Testing platforms track your incoming A/B testing data, reporting on results and automatically testing for statistical significance. These platforms are easy to use and integrate with your site, but their monthly pricing plans may cost more than you’re willing to spend.

A/B Testing Plugins

Testing plugins are an affordable alternative to all-in-one testing platforms. If you’re using an ecommerce solution like WooCommerce, you have access to WordPress-supported A/B testing plugins like these:

Content Experiments With Google Analytics

If you’re into using Google Analytics, you can use Google’s Content Experiments to track changes to features of your website. The process is a little complicated and requires some experience with Google Analytics.
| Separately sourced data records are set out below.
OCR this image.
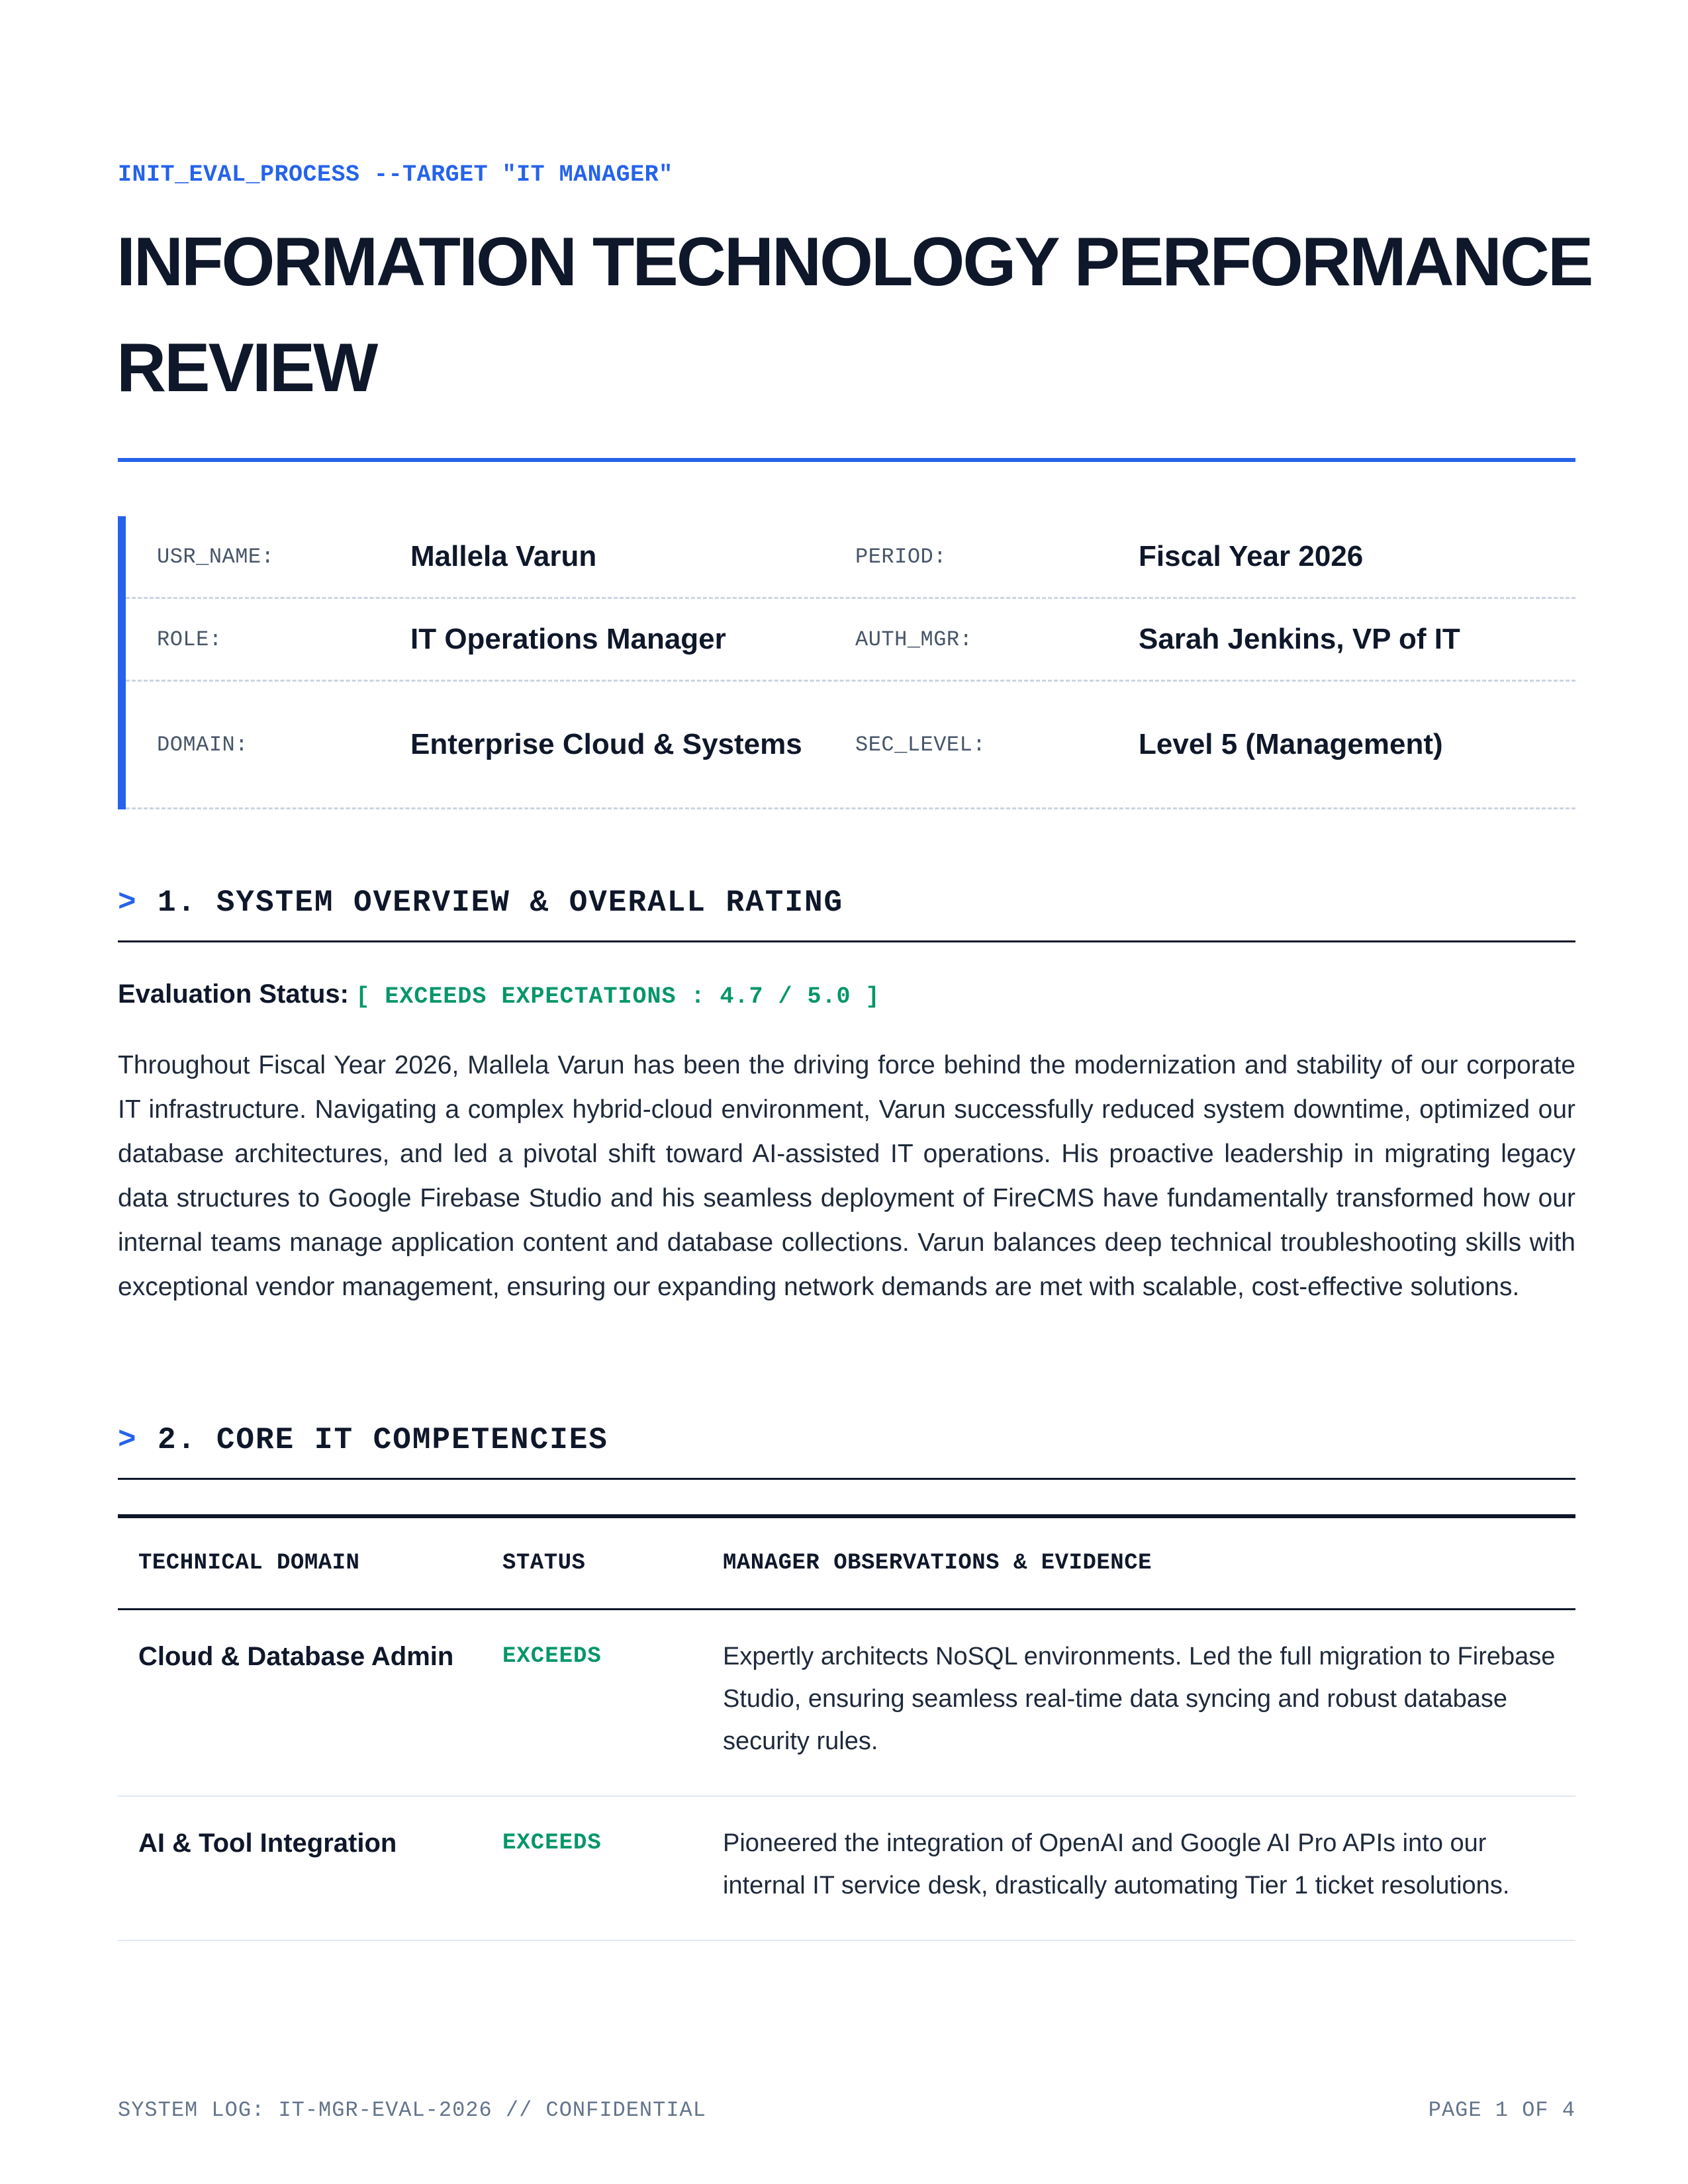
INIT_EVAL_PROCESS --TARGET "IT MANAGER"
INFORMATION TECHNOLOGY PERFORMANCE REVIEW
USR_NAME:	Mallela Varun	PERIOD:	Fiscal Year 2026
ROLE:	IT Operations Manager	AUTH_MGR:	Sarah Jenkins, VP of IT
DOMAIN:	Enterprise Cloud & Systems	SEC_LEVEL:	Level 5 (Management)
> 1. SYSTEM OVERVIEW & OVERALL RATING
Evaluation Status: [ EXCEEDS EXPECTATIONS : 4.7 / 5.0 ]

Throughout Fiscal Year 2026, Mallela Varun has been the driving force behind the modernization and stability of our corporate IT infrastructure. Navigating a complex hybrid-cloud environment, Varun successfully reduced system downtime, optimized our database architectures, and led a pivotal shift toward AI-assisted IT operations. His proactive leadership in migrating legacy data structures to Google Firebase Studio and his seamless deployment of FireCMS have fundamentally transformed how our internal teams manage application content and database collections. Varun balances deep technical troubleshooting skills with exceptional vendor management, ensuring our expanding network demands are met with scalable, cost-effective solutions.

> 2. CORE IT COMPETENCIES
TECHNICAL DOMAIN	STATUS	MANAGER OBSERVATIONS & EVIDENCE
Cloud & Database Admin	EXCEEDS	Expertly architects NoSQL environments. Led the full migration to Firebase Studio, ensuring seamless real-time data syncing and robust database security rules.
AI & Tool Integration	EXCEEDS	Pioneered the integration of OpenAI and Google AI Pro APIs into our internal IT service desk, drastically automating Tier 1 ticket resolutions.
SYSTEM LOG: IT-MGR-EVAL-2026 // CONFIDENTIAL	PAGE 1 OF 4
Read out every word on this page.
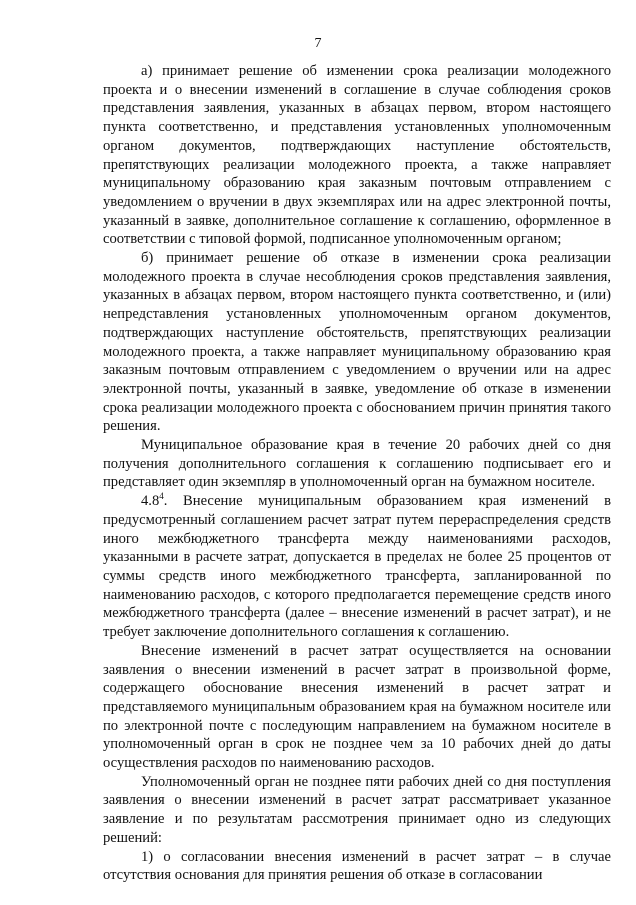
7

а) принимает решение об изменении срока реализации молодежного проекта и о внесении изменений в соглашение в случае соблюдения сроков представления заявления, указанных в абзацах первом, втором настоящего пункта соответственно, и представления установленных уполномоченным органом документов, подтверждающих наступление обстоятельств, препятствующих реализации молодежного проекта, а также направляет муниципальному образованию края заказным почтовым отправлением с уведомлением о вручении в двух экземплярах или на адрес электронной почты, указанный в заявке, дополнительное соглашение к соглашению, оформленное в соответствии с типовой формой, подписанное уполномоченным органом;

б) принимает решение об отказе в изменении срока реализации молодежного проекта в случае несоблюдения сроков представления заявления, указанных в абзацах первом, втором настоящего пункта соответственно, и (или) непредставления установленных уполномоченным органом документов, подтверждающих наступление обстоятельств, препятствующих реализации молодежного проекта, а также направляет муниципальному образованию края заказным почтовым отправлением с уведомлением о вручении или на адрес электронной почты, указанный в заявке, уведомление об отказе в изменении срока реализации молодежного проекта с обоснованием причин принятия такого решения.

Муниципальное образование края в течение 20 рабочих дней со дня получения дополнительного соглашения к соглашению подписывает его и представляет один экземпляр в уполномоченный орган на бумажном носителе.

$4.8^4$. Внесение муниципальным образованием края изменений в предусмотренный соглашением расчет затрат путем перераспределения средств иного межбюджетного трансферта между наименованиями расходов, указанными в расчете затрат, допускается в пределах не более 25 процентов от суммы средств иного межбюджетного трансферта, запланированной по наименованию расходов, с которого предполагается перемещение средств иного межбюджетного трансферта (далее – внесение изменений в расчет затрат), и не требует заключение дополнительного соглашения к соглашению.

Внесение изменений в расчет затрат осуществляется на основании заявления о внесении изменений в расчет затрат в произвольной форме, содержащего обоснование внесения изменений в расчет затрат и представляемого муниципальным образованием края на бумажном носителе или по электронной почте с последующим направлением на бумажном носителе в уполномоченный орган в срок не позднее чем за 10 рабочих дней до даты осуществления расходов по наименованию расходов.

Уполномоченный орган не позднее пяти рабочих дней со дня поступления заявления о внесении изменений в расчет затрат рассматривает указанное заявление и по результатам рассмотрения принимает одно из следующих решений:

1) о согласовании внесения изменений в расчет затрат – в случае отсутствия основания для принятия решения об отказе в согласовании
But Content Experiments is free to use, and you can do things like this:

  • Compare how web page variations or app screens perform using a random sample of your users
  • Define what percentage of your users are included in the experiment
  • Choose which objective you’d like to test
  • Get updates by email about how your experiment is doing

To use Content Experiments, you’ll need to get a Google account, create a Google Analytics account, and add tracking codes to your web pages. After you set up Content Experiments, you can manage your experiments more easily by setting up A/B testing with WordPress page builders like Beaver Builder.

A/B Testing Keeps It Real

Testing removes the subjective component from your decision-making. It eliminates common contaminants within the decision process—like relying on the highest-paid person’s opinion. Ideas can actually move from whiteboard sessions to real-world implementation. In short, A/B testing keeps your marketing real.

Store owners who attribute their success to making “gut decisions” won’t be in business long. It’s a romantic notion that is quickly being replaced by experimentation and testing, which brings us back to this question:

Which version of the sentence did you pick? A or B?

(A): “Online store owners must conduct tests of their marketing elements with scientific precision.”

(B): “Online store owners are really just mad alchemists —standing in the lab of their websites, trying to find the magical elixir for converting website visitors into customers.”

On a gut level, version B is the more engaging, less bland introductory sentence, but it may be the worst at converting. Or, it may make no difference at all. The point is, you can’t know unless you test it.